When looking at wait times for admitted patients who are waiting for a bed on an inpatient unit, KHSC has improved from 61 to 24 best.
“It’s unheard of to climb the rankings so quickly, especially considering the types of complex cases that arrive at our KGH site” says Carol McIntosh, Director of Ambulatory Clinics and Emergency Care. “With support and the hard work of teams across the hospital we are improving faster than everyone else.”
Over the past year, KHSC was able to cut the number of hours a patient spent waiting in the Emergency Department for an inpatient hospital bed by nearly half. The time spent waiting to be initially assessed by a physician also improved to the 15 best time in Ontario.
Meanwhile, KHSC continues to have some of the best ambulance offload times in the province, ranging between four to six minutes.
Efforts across the organization are contributing to the decreased wait-times, which include the work of a team of internal medicine care providers who operate the Admission Transfer unit (ATU) located at the KGH site. This space, which was repurposed and opened in March of 2017, is designed to improve patient flow by freeing up Emergency Department beds that are occupied by patients who have been admitted to the hospital and are waiting for an inpatient bed upstairs.

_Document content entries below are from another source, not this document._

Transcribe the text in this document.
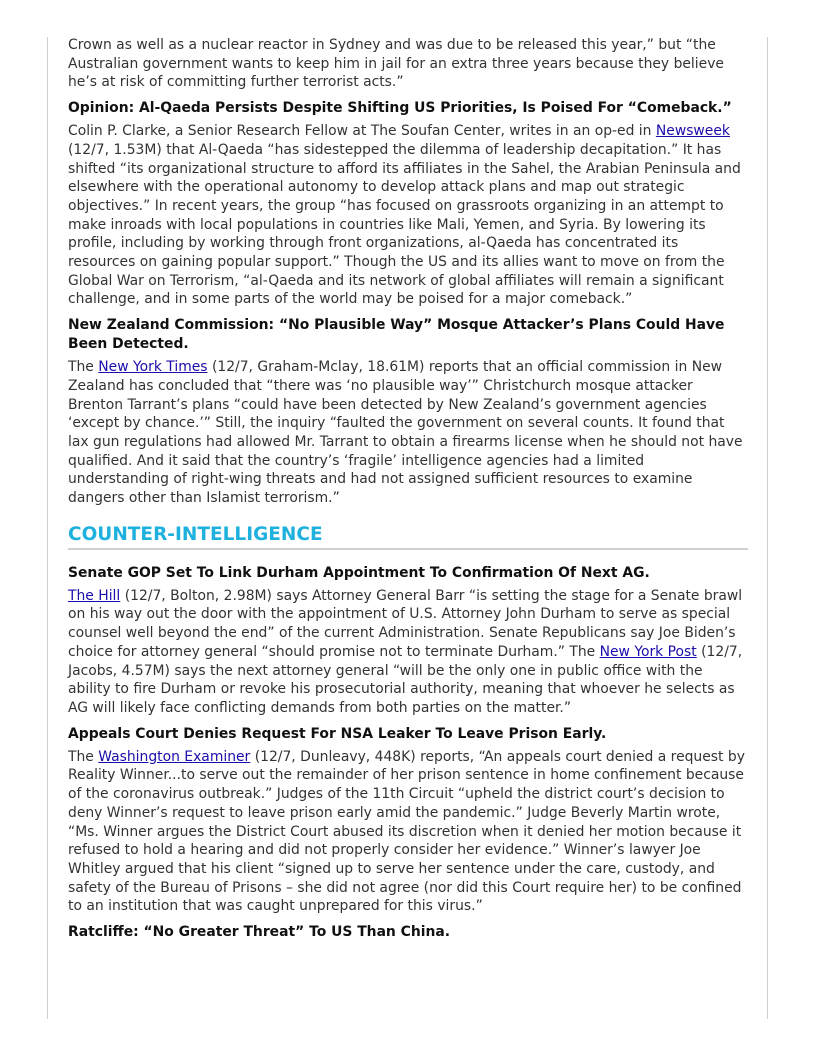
Crown as well as a nuclear reactor in Sydney and was due to be released this year,” but “the Australian government wants to keep him in jail for an extra three years because they believe he’s at risk of committing further terrorist acts.”

Opinion: Al-Qaeda Persists Despite Shifting US Priorities, Is Poised For “Comeback.”

Colin P. Clarke, a Senior Research Fellow at The Soufan Center, writes in an op-ed in Newsweek (12/7, 1.53M) that Al-Qaeda “has sidestepped the dilemma of leadership decapitation.” It has shifted “its organizational structure to afford its affiliates in the Sahel, the Arabian Peninsula and elsewhere with the operational autonomy to develop attack plans and map out strategic objectives.” In recent years, the group “has focused on grassroots organizing in an attempt to make inroads with local populations in countries like Mali, Yemen, and Syria. By lowering its profile, including by working through front organizations, al-Qaeda has concentrated its resources on gaining popular support.” Though the US and its allies want to move on from the Global War on Terrorism, “al-Qaeda and its network of global affiliates will remain a significant challenge, and in some parts of the world may be poised for a major comeback.”

New Zealand Commission: “No Plausible Way” Mosque Attacker’s Plans Could Have Been Detected.

The New York Times (12/7, Graham-Mclay, 18.61M) reports that an official commission in New Zealand has concluded that “there was ‘no plausible way’” Christchurch mosque attacker Brenton Tarrant’s plans “could have been detected by New Zealand’s government agencies ‘except by chance.’” Still, the inquiry “faulted the government on several counts. It found that lax gun regulations had allowed Mr. Tarrant to obtain a firearms license when he should not have qualified. And it said that the country’s ‘fragile’ intelligence agencies had a limited understanding of right-wing threats and had not assigned sufficient resources to examine dangers other than Islamist terrorism.”

COUNTER-INTELLIGENCE
Senate GOP Set To Link Durham Appointment To Confirmation Of Next AG.

The Hill (12/7, Bolton, 2.98M) says Attorney General Barr “is setting the stage for a Senate brawl on his way out the door with the appointment of U.S. Attorney John Durham to serve as special counsel well beyond the end” of the current Administration. Senate Republicans say Joe Biden’s choice for attorney general “should promise not to terminate Durham.” The New York Post (12/7, Jacobs, 4.57M) says the next attorney general “will be the only one in public office with the ability to fire Durham or revoke his prosecutorial authority, meaning that whoever he selects as AG will likely face conflicting demands from both parties on the matter.”

Appeals Court Denies Request For NSA Leaker To Leave Prison Early.

The Washington Examiner (12/7, Dunleavy, 448K) reports, “An appeals court denied a request by Reality Winner...to serve out the remainder of her prison sentence in home confinement because of the coronavirus outbreak.” Judges of the 11th Circuit “upheld the district court’s decision to deny Winner’s request to leave prison early amid the pandemic.” Judge Beverly Martin wrote, “Ms. Winner argues the District Court abused its discretion when it denied her motion because it refused to hold a hearing and did not properly consider her evidence.” Winner’s lawyer Joe Whitley argued that his client “signed up to serve her sentence under the care, custody, and safety of the Bureau of Prisons – she did not agree (nor did this Court require her) to be confined to an institution that was caught unprepared for this virus.”

Ratcliffe: “No Greater Threat” To US Than China.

“After patients have been admitted, they need wait for a bed to open up on an inpatient unit. By moving admitted patients into the ATU while they wait for a bed, we can free up spaces for patients to come into the ED to be seen by our health-care teams which decreases wait-times,” says McIntosh.

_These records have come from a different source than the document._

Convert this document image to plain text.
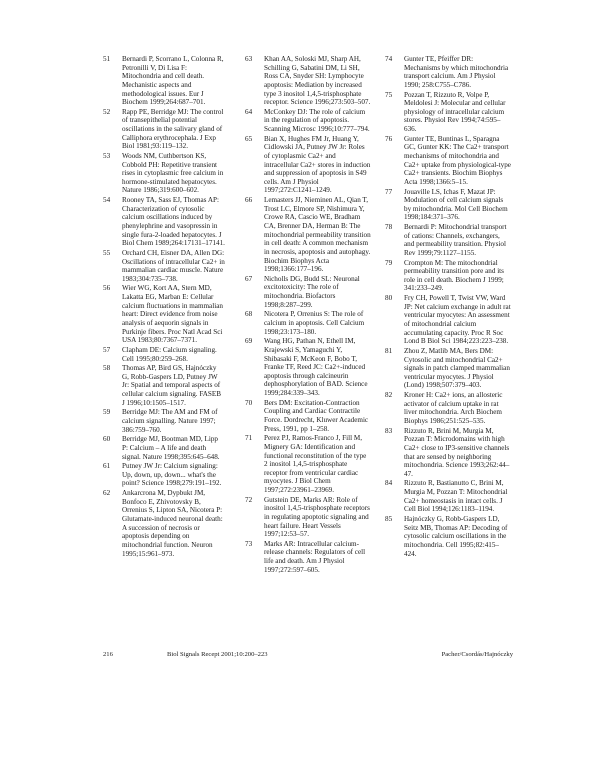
51 Bernardi P, Scorrano L, Colonna R, Petronilli V, Di Lisa F: Mitochondria and cell death. Mechanistic aspects and methodological issues. Eur J Biochem 1999;264:687–701.
52 Rapp PE, Berridge MJ: The control of transepithelial potential oscillations in the salivary gland of Calliphora erythrocephala. J Exp Biol 1981;93:119–132.
53 Woods NM, Cuthbertson KS, Cobbold PH: Repetitive transient rises in cytoplasmic free calcium in hormone-stimulated hepatocytes. Nature 1986;319:600–602.
54 Rooney TA, Sass EJ, Thomas AP: Characterization of cytosolic calcium oscillations induced by phenylephrine and vasopressin in single fura-2-loaded hepatocytes. J Biol Chem 1989;264:17131–17141.
55 Orchard CH, Eisner DA, Allen DG: Oscillations of intracellular Ca2+ in mammalian cardiac muscle. Nature 1983;304:735–738.
56 Wier WG, Kort AA, Stern MD, Lakatta EG, Marban E: Cellular calcium fluctuations in mammalian heart: Direct evidence from noise analysis of aequorin signals in Purkinje fibers. Proc Natl Acad Sci USA 1983;80:7367–7371.
57 Clapham DE: Calcium signaling. Cell 1995;80:259–268.
58 Thomas AP, Bird GS, Hajnóczky G, Robb-Gaspers LD, Putney JW Jr: Spatial and temporal aspects of cellular calcium signaling. FASEB J 1996;10:1505–1517.
59 Berridge MJ: The AM and FM of calcium signalling. Nature 1997; 386:759–760.
60 Berridge MJ, Bootman MD, Lipp P: Calcium – A life and death signal. Nature 1998;395:645–648.
61 Putney JW Jr: Calcium signaling: Up, down, up, down... what's the point? Science 1998;279:191–192.
62 Ankarcrona M, Dypbukt JM, Bonfoco E, Zhivotovsky B, Orrenius S, Lipton SA, Nicotera P: Glutamate-induced neuronal death: A succession of necrosis or apoptosis depending on mitochondrial function. Neuron 1995;15:961–973.
63 Khan AA, Soloski MJ, Sharp AH, Schilling G, Sabatini DM, Li SH, Ross CA, Snyder SH: Lymphocyte apoptosis: Mediation by increased type 3 inositol 1,4,5-trisphosphate receptor. Science 1996;273:503–507.
64 McConkey DJ: The role of calcium in the regulation of apoptosis. Scanning Microsc 1996;10:777–794.
65 Bian X, Hughes FM Jr, Huang Y, Cidlowski JA, Putney JW Jr: Roles of cytoplasmic Ca2+ and intracellular Ca2+ stores in induction and suppression of apoptosis in S49 cells. Am J Physiol 1997;272:C1241–1249.
66 Lemasters JJ, Nieminen AL, Qian T, Trost LC, Elmore SP, Nishimura Y, Crowe RA, Cascio WE, Bradham CA, Brenner DA, Herman B: The mitochondrial permeability transition in cell death: A common mechanism in necrosis, apoptosis and autophagy. Biochim Biophys Acta 1998;1366:177–196.
67 Nicholls DG, Budd SL: Neuronal excitotoxicity: The role of mitochondria. Biofactors 1998;8:287–299.
68 Nicotera P, Orrenius S: The role of calcium in apoptosis. Cell Calcium 1998;23:173–180.
69 Wang HG, Pathan N, Ethell IM, Krajewski S, Yamaguchi Y, Shibasaki F, McKeon F, Bobo T, Franke TF, Reed JC: Ca2+-induced apoptosis through calcineurin dephosphorylation of BAD. Science 1999;284:339–343.
70 Bers DM: Excitation-Contraction Coupling and Cardiac Contractile Force. Dordrecht, Kluwer Academic Press, 1991, pp 1–258.
71 Perez PJ, Ramos-Franco J, Fill M, Mignery GA: Identification and functional reconstitution of the type 2 inositol 1,4,5-trisphosphate receptor from ventricular cardiac myocytes. J Biol Chem 1997;272:23961–23969.
72 Gutstein DE, Marks AR: Role of inositol 1,4,5-trisphosphate receptors in regulating apoptotic signaling and heart failure. Heart Vessels 1997;12:53–57.
73 Marks AR: Intracellular calcium-release channels: Regulators of cell life and death. Am J Physiol 1997;272:597–605.
74 Gunter TE, Pfeiffer DR: Mechanisms by which mitochondria transport calcium. Am J Physiol 1990; 258:C755–C786.
75 Pozzan T, Rizzuto R, Volpe P, Meldolesi J: Molecular and cellular physiology of intracellular calcium stores. Physiol Rev 1994;74:595–636.
76 Gunter TE, Buntinas L, Sparagna GC, Gunter KK: The Ca2+ transport mechanisms of mitochondria and Ca2+ uptake from physiological-type Ca2+ transients. Biochim Biophys Acta 1998;1366:5–15.
77 Jouaville LS, Ichas F, Mazat JP: Modulation of cell calcium signals by mitochondria. Mol Cell Biochem 1998;184:371–376.
78 Bernardi P: Mitochondrial transport of cations: Channels, exchangers, and permeability transition. Physiol Rev 1999;79:1127–1155.
79 Crompton M: The mitochondrial permeability transition pore and its role in cell death. Biochem J 1999; 341:233–249.
80 Fry CH, Powell T, Twist VW, Ward JP: Net calcium exchange in adult rat ventricular myocytes: An assessment of mitochondrial calcium accumulating capacity. Proc R Soc Lond B Biol Sci 1984;223:223–238.
81 Zhou Z, Matlib MA, Bers DM: Cytosolic and mitochondrial Ca2+ signals in patch clamped mammalian ventricular myocytes. J Physiol (Lond) 1998;507:379–403.
82 Kroner H: Ca2+ ions, an allosteric activator of calcium uptake in rat liver mitochondria. Arch Biochem Biophys 1986;251:525–535.
83 Rizzuto R, Brini M, Murgia M, Pozzan T: Microdomains with high Ca2+ close to IP3-sensitive channels that are sensed by neighboring mitochondria. Science 1993;262:44–47.
84 Rizzuto R, Bastianutto C, Brini M, Murgia M, Pozzan T: Mitochondrial Ca2+ homeostasis in intact cells. J Cell Biol 1994;126:1183–1194.
85 Hajnóczky G, Robb-Gaspers LD, Seitz MB, Thomas AP: Decoding of cytosolic calcium oscillations in the mitochondria. Cell 1995;82:415–424.
216	Biol Signals Recept 2001;10:200–223	Pacher/Csordás/Hajnóczky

Recent funding from the South East Local Health Integration Network has allowed for the creation of a new position to oversee patient flow within the hospital. The addition of the position has had a positive impact, helping optimize bed utilization and timely transfer of patients between units.
Other initiatives that have contributed to improved wait-times include a program called Home First, which helps identify if a patient simply needs more support in their home environment rather than being admitted to the hospital. A new clinic that operates within the Urgent Care Centre at the Hotel Dieu Hospital site is also helping, as it gives patients with multiple chronic conditions access to care from a nurse practitioner, reducing repeat visits to the ED.
Earlier this winter, KHSC developed a surge protocol in response to a higher than usual volume of patients seeking hospital treatment for influenza. The Ministry of Health and Long-Term Care also provided KHSC with additional funding this winter to open extra surge beds during the busy flu season. Staff on inpatient units provided support, working during this time to accommodate a higher than usual volume of patients.
“Staff on the inpatient floors made phenomenal efforts while under a tremendous amount of pressure to care for these extra patients,” says McIntosh. “While we see the end result of these efforts in emergency wait-times, these improvements during a time of increased patient volumes could not happen without the hard work and dedication of every department in the hospital.”
It’s a thought echoed by Mike McDonald, KHSC’s Executive Vice President of Patient Care and Community Partnerships.
“This is good news for our community and we thank our teams for continuing to work hard, both to sustain our improvements and to continue to ensure we reduce wait times for patients who need emergency care.”